La tactique d'Élisabeth Degryse pour faire passer la pilule du budget 2026
La ministre-Présidente de la Fédération Wallonie-Bruxelles joue la transparence totale. Analyse.

- Publié le 01-10-2025 à 06h43

On ne pourra pas dire que la ministre-Présidente de la Fédération Wallonie-Bruxelles, Élisabeth Degryse (Les Engagés) ne dit pas les choses. On pourrait même affirmer qu'elle joue la transparence.
En annonçant dans La Libre que le conclave budgétaire qui commencera bientôt aura pour ambition de trouver les mesures d'économies nécessaires afin de retrouver l'équilibre dans les trois années à venir, elle ne cache pas que l'heure est grave.
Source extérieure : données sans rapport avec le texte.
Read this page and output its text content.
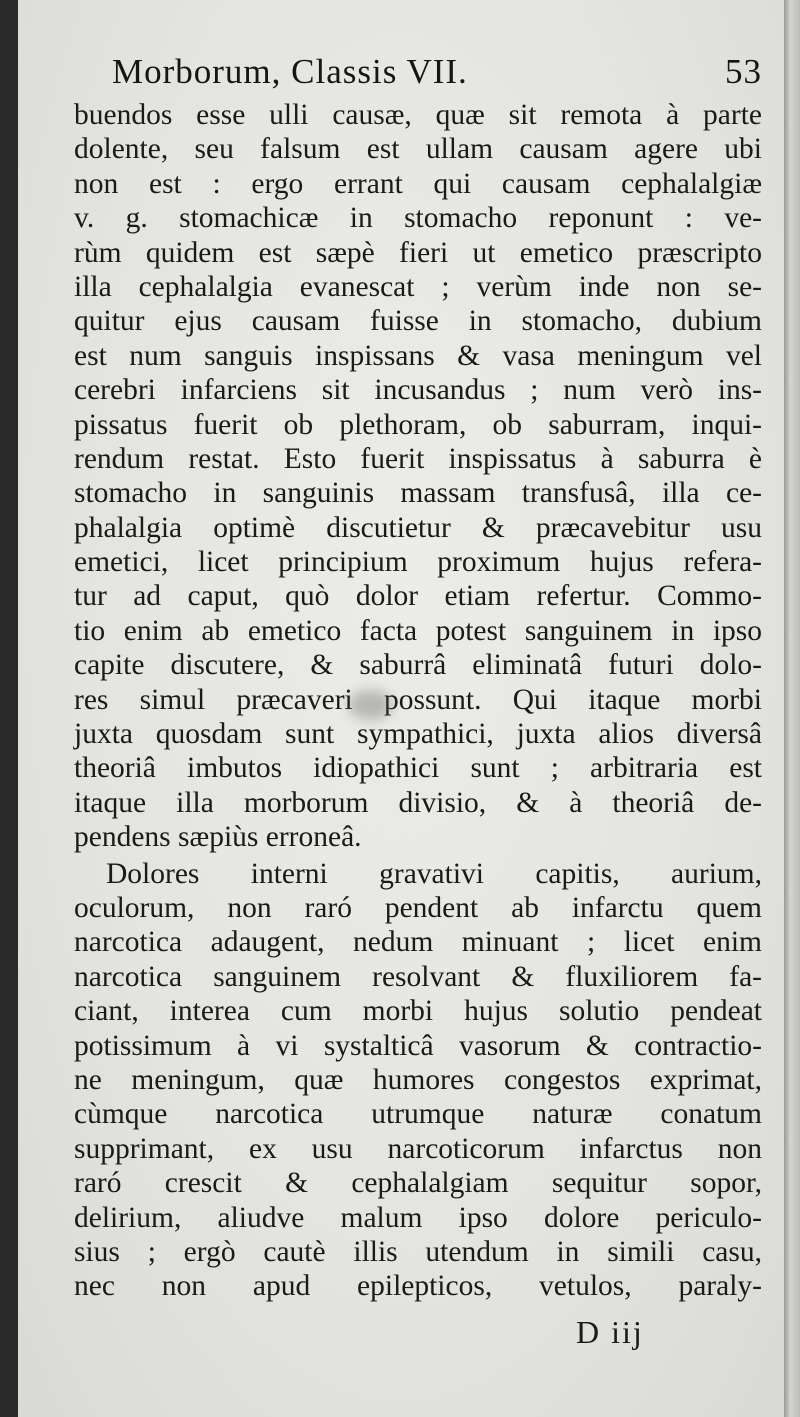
Morborum, Classis VII.	53
buendos esse ulli causæ, quæ sit remota à parte
dolente, seu falsum est ullam causam agere ubi
non est : ergo errant qui causam cephalalgiæ
v. g. stomachicæ in stomacho reponunt : ve-
rùm quidem est sæpè fieri ut emetico præscripto
illa cephalalgia evanescat ; verùm inde non se-
quitur ejus causam fuisse in stomacho, dubium
est num sanguis inspissans & vasa meningum vel
cerebri infarciens sit incusandus ; num verò ins-
pissatus fuerit ob plethoram, ob saburram, inqui-
rendum restat. Esto fuerit inspissatus à saburra è
stomacho in sanguinis massam transfusâ, illa ce-
phalalgia optimè discutietur & præcavebitur usu
emetici, licet principium proximum hujus refera-
tur ad caput, quò dolor etiam refertur. Commo-
tio enim ab emetico facta potest sanguinem in ipso
capite discutere, & saburrâ eliminatâ futuri dolo-
res simul præcaveri possunt. Qui itaque morbi
juxta quosdam sunt sympathici, juxta alios diversâ
theoriâ imbutos idiopathici sunt ; arbitraria est
itaque illa morborum divisio, & à theoriâ de-
pendens sæpiùs erroneâ.
Dolores interni gravativi capitis, aurium,
oculorum, non raró pendent ab infarctu quem
narcotica adaugent, nedum minuant ; licet enim
narcotica sanguinem resolvant & fluxiliorem fa-
ciant, interea cum morbi hujus solutio pendeat
potissimum à vi systalticâ vasorum & contractio-
ne meningum, quæ humores congestos exprimat,
cùmque narcotica utrumque naturæ conatum
supprimant, ex usu narcoticorum infarctus non
raró crescit & cephalalgiam sequitur sopor,
delirium, aliudve malum ipso dolore periculo-
sius ; ergò cautè illis utendum in simili casu,
nec non apud epilepticos, vetulos, paraly-
D iij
Elle précise d'ailleurs qu'elle est prête à discuter de tout sans "aucun tabou". Elle considère ainsi que toutes les politiques menées aujourd'hui en Fédération peuvent être remises à plat. Même la réforme du statut des enseignants pourrait être débattue si le coût est trop élevé. Un rapport d'experts, commandé par le gouvernement et publié la semaine dernière, a d'ailleurs pointé le coût élevé de cette réforme lancée par Valérie Glatigny (MR).
La sortie de ce rapport n'est pas anodine. Alors que celui-ci était manifestement promis à l'une ou l'autre rédaction en exclusivité, il s'est retrouvé dans toute la presse. Une manière habile pour la ministre-Présidente et son gouvernement de s'assurer que l'information passe bien, et partout.
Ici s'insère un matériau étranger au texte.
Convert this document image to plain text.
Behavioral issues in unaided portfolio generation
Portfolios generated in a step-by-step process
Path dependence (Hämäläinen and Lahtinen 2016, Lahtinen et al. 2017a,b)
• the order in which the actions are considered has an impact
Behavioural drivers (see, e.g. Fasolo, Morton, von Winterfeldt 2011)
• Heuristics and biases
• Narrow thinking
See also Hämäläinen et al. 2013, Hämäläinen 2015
Pourquoi ? Parce que le gouvernement ne peut plus se cacher. Il va prendre des décisions budgétaires difficiles qui, quoi qu'il fasse, seront impopulaires.
Minimiser les dégâts
La seule manière de sauver les meubles est donc d'annoncer le pire et de tenter de minimiser les dégâts lors des discussions qui débuteront bientôt.
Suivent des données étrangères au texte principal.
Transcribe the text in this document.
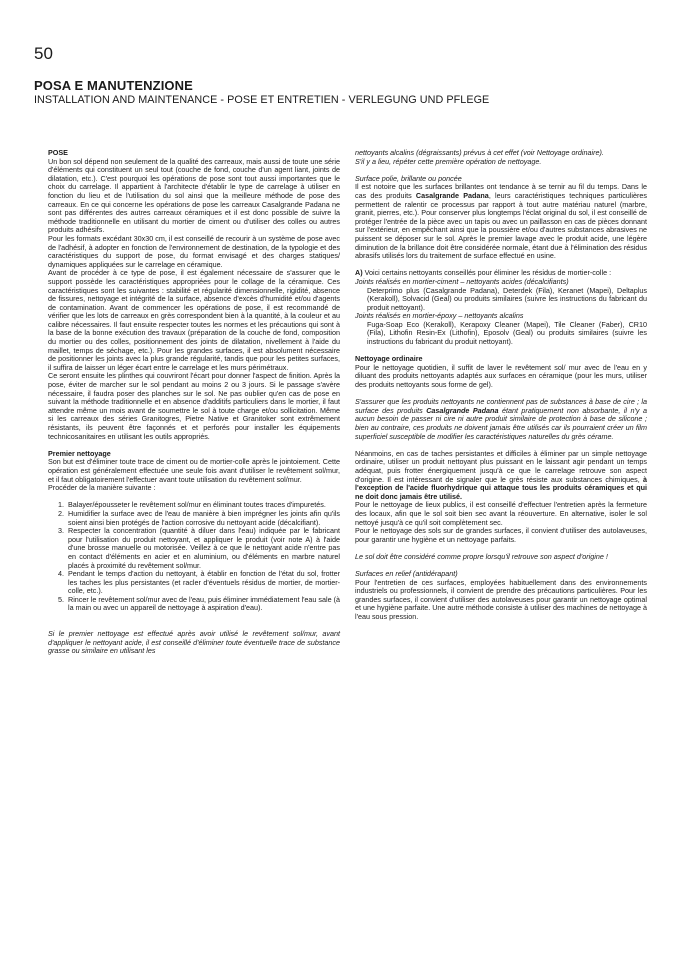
50
POSA E MANUTENZIONE
INSTALLATION AND MAINTENANCE - POSE ET ENTRETIEN - VERLEGUNG UND PFLEGE

POSE

Un bon sol dépend non seulement de la qualité des carreaux, mais aussi de toute une série d'éléments qui constituent un seul tout (couche de fond, couche d'un agent liant, joints de dilatation, etc.). C'est pourquoi les opérations de pose sont tout aussi importantes que le choix du carrelage. Il appartient à l'architecte d'établir le type de carrelage à utiliser en fonction du lieu et de l'utilisation du sol ainsi que la meilleure méthode de pose des carreaux. En ce qui concerne les opérations de pose les carreaux Casalgrande Padana ne sont pas différentes des autres carreaux céramiques et il est donc possible de suivre la méthode traditionnelle en utilisant du mortier de ciment ou d'utiliser des colles ou autres produits adhésifs.

Pour les formats excédant 30x30 cm, il est conseillé de recourir à un système de pose avec de l'adhésif, à adopter en fonction de l'environnement de destination, de la typologie et des caractéristiques du support de pose, du format envisagé et des charges statiques/ dynamiques appliquées sur le carrelage en céramique.

Avant de procéder à ce type de pose, il est également nécessaire de s'assurer que le support possède les caractéristiques appropriées pour le collage de la céramique. Ces caractéristiques sont les suivantes : stabilité et régularité dimensionnelle, rigidité, absence de fissures, nettoyage et intégrité de la surface, absence d'excès d'humidité et/ou d'agents de contamination. Avant de commencer les opérations de pose, il est recommandé de vérifier que les lots de carreaux en grès correspondent bien à la quantité, à la couleur et au calibre nécessaires. Il faut ensuite respecter toutes les normes et les précautions qui sont à la base de la bonne exécution des travaux (préparation de la couche de fond, composition du mortier ou des colles, positionnement des joints de dilatation, nivellement à l'aide du maillet, temps de séchage, etc.). Pour les grandes surfaces, il est absolument nécessaire de positionner les joints avec la plus grande régularité, tandis que pour les petites surfaces, il suffira de laisser un léger écart entre le carrelage et les murs périmétraux.

Ce seront ensuite les plinthes qui couvriront l'écart pour donner l'aspect de finition. Après la pose, éviter de marcher sur le sol pendant au moins 2 ou 3 jours. Si le passage s'avère nécessaire, il faudra poser des planches sur le sol. Ne pas oublier qu'en cas de pose en suivant la méthode traditionnelle et en absence d'additifs particuliers dans le mortier, il faut attendre même un mois avant de soumettre le sol à toute charge et/ou sollicitation. Même si les carreaux des séries Granitogres, Pietre Native et Granitoker sont extrêmement résistants, ils peuvent être façonnés et et perforés pour installer les équipements technicosanitaires en utilisant les outils appropriés.

Premier nettoyage

Son but est d'éliminer toute trace de ciment ou de mortier-colle après le jointoiement. Cette opération est généralement effectuée une seule fois avant d'utiliser le revêtement sol/mur, et il faut obligatoirement l'effectuer avant toute utilisation du revêtement sol/mur.

Procéder de la manière suivante :

1. Balayer/épousseter le revêtement sol/mur en éliminant toutes traces d'impuretés.
2. Humidifier la surface avec de l'eau de manière à bien imprégner les joints afin qu'ils soient ainsi bien protégés de l'action corrosive du nettoyant acide (décalcifiant).
3. Respecter la concentration (quantité à diluer dans l'eau) indiquée par le fabricant pour l'utilisation du produit nettoyant, et appliquer le produit (voir note A) à l'aide d'une brosse manuelle ou motorisée. Veillez à ce que le nettoyant acide n'entre pas en contact d'éléments en acier et en aluminium, ou d'éléments en marbre naturel placés à proximité du revêtement sol/mur.
4. Pendant le temps d'action du nettoyant, à établir en fonction de l'état du sol, frotter les taches les plus persistantes (et racler d'éventuels résidus de mortier, de mortier-colle, etc.).
5. Rincer le revêtement sol/mur avec de l'eau, puis éliminer immédiatement l'eau sale (à la main ou avec un appareil de nettoyage à aspiration d'eau).

Si le premier nettoyage est effectué après avoir utilisé le revêtement sol/mur, avant d'appliquer le nettoyant acide, il est conseillé d'éliminer toute éventuelle trace de substance grasse ou similaire en utilisant les

nettoyants alcalins (dégraissants) prévus à cet effet (voir Nettoyage ordinaire).

S'il y a lieu, répéter cette première opération de nettoyage.

Surface polie, brillante ou poncée

Il est notoire que les surfaces brillantes ont tendance à se ternir au fil du temps. Dans le cas des produits Casalgrande Padana, leurs caractéristiques techniques particulières permettent de ralentir ce processus par rapport à tout autre matériau naturel (marbre, granit, pierres, etc.). Pour conserver plus longtemps l'éclat original du sol, il est conseillé de protéger l'entrée de la pièce avec un tapis ou avec un paillasson en cas de pièces donnant sur l'extérieur, en empêchant ainsi que la poussière et/ou d'autres substances abrasives ne puissent se déposer sur le sol. Après le premier lavage avec le produit acide, une légère diminution de la brillance doit être considérée normale, étant due à l'élimination des résidus abrasifs utilisés lors du traitement de surface effectué en usine.

A) Voici certains nettoyants conseillés pour éliminer les résidus de mortier-colle :

Joints réalisés en mortier-ciment – nettoyants acides (décalcifiants)

Deterprimo plus (Casalgrande Padana), Deterdek (Fila), Keranet (Mapei), Deltaplus (Kerakoll), Solvacid (Geal) ou produits similaires (suivre les instructions du fabricant du produit nettoyant).

Joints réalisés en mortier-époxy – nettoyants alcalins

Fuga-Soap Eco (Kerakoll), Kerapoxy Cleaner (Mapei), Tile Cleaner (Faber), CR10 (Fila), Lithofin Resin-Ex (Lithofin), Eposolv (Geal) ou produits similaires (suivre les instructions du fabricant du produit nettoyant).

Nettoyage ordinaire

Pour le nettoyage quotidien, il suffit de laver le revêtement sol/ mur avec de l'eau en y diluant des produits nettoyants adaptés aux surfaces en céramique (pour les murs, utiliser des produits nettoyants sous forme de gel).

S'assurer que les produits nettoyants ne contiennent pas de substances à base de cire ; la surface des produits Casalgrande Padana étant pratiquement non absorbante, il n'y a aucun besoin de passer ni cire ni autre produit similaire de protection à base de silicone ; bien au contraire, ces produits ne doivent jamais être utilisés car ils pourraient créer un film superficiel susceptible de modifier les caractéristiques naturelles du grès cérame.

Néanmoins, en cas de taches persistantes et difficiles à éliminer par un simple nettoyage ordinaire, utiliser un produit nettoyant plus puissant en le laissant agir pendant un temps adéquat, puis frotter énergiquement jusqu'à ce que le carrelage retrouve son aspect d'origine. Il est intéressant de signaler que le grès résiste aux substances chimiques, à l'exception de l'acide fluorhydrique qui attaque tous les produits céramiques et qui ne doit donc jamais être utilisé.

Pour le nettoyage de lieux publics, il est conseillé d'effectuer l'entretien après la fermeture des locaux, afin que le sol soit bien sec avant la réouverture. En alternative, isoler le sol nettoyé jusqu'à ce qu'il soit complètement sec.

Pour le nettoyage des sols sur de grandes surfaces, il convient d'utiliser des autolaveuses, pour garantir une hygiène et un nettoyage parfaits.

Le sol doit être considéré comme propre lorsqu'il retrouve son aspect d'origine !

Surfaces en relief (antidérapant)

Pour l'entretien de ces surfaces, employées habituellement dans des environnements industriels ou professionnels, il convient de prendre des précautions particulières. Pour les grandes surfaces, il convient d'utiliser des autolaveuses pour garantir un nettoyage optimal et une hygiène parfaite. Une autre méthode consiste à utiliser des machines de nettoyage à l'eau sous pression.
Élisabeth Degryse avait déjà travaillé de la sorte après les révélations du mois d'avril dans La libre, concernant le trou budgétaire qui avoisine les 340 millions d'euros. Elle s'était rendue au Parlement pour expliquer les raisons d'un tel trou. Elle avait alors promis une traque minutieuse des "éventuels gaspillages". "Chaque dépense sera analysée et il faudra se demander si nous ne devons pas renoncer à certaines politiques", soulignait-elle, annonçant que "le gouvernement [allait être] fortement contesté par l'opposition et par la rue".
À l'époque de l'ajustement budgétaire, celui-ci s'était finalement soldé par des petites économies, l'opposition reprochant à la ministre d'avoir tenté d'effrayer la population. Mais elle tenait sa ligne : les efforts viendront plus tard. Nous y sommes donc. Le résultat du conclave pour la confection du budget 2026 sera attendu de pieds fermes par toutes une série de secteurs dépendant de la Fédération. Chacun retient son souffle.
Si le gouvernement prend moins de décisions impopulaires que prévu, Élisabeth Degryse pourra affirmer avoir veillé à limiter les dégâts et à protéger autant que possible les citoyen (ne) s. Elle espère ainsi désamorcer la contestation qu'elle anticipe.
En revanche, si les mesures annoncées dans les prochains jours ou semaines poussent certains secteurs dans la rue, elle pourra mettre en avant sa transparence : elle n'a rien caché aux francophones. Elle rappellera aussi que ce sont les experts qui ont jugé ces réformes nécessaires.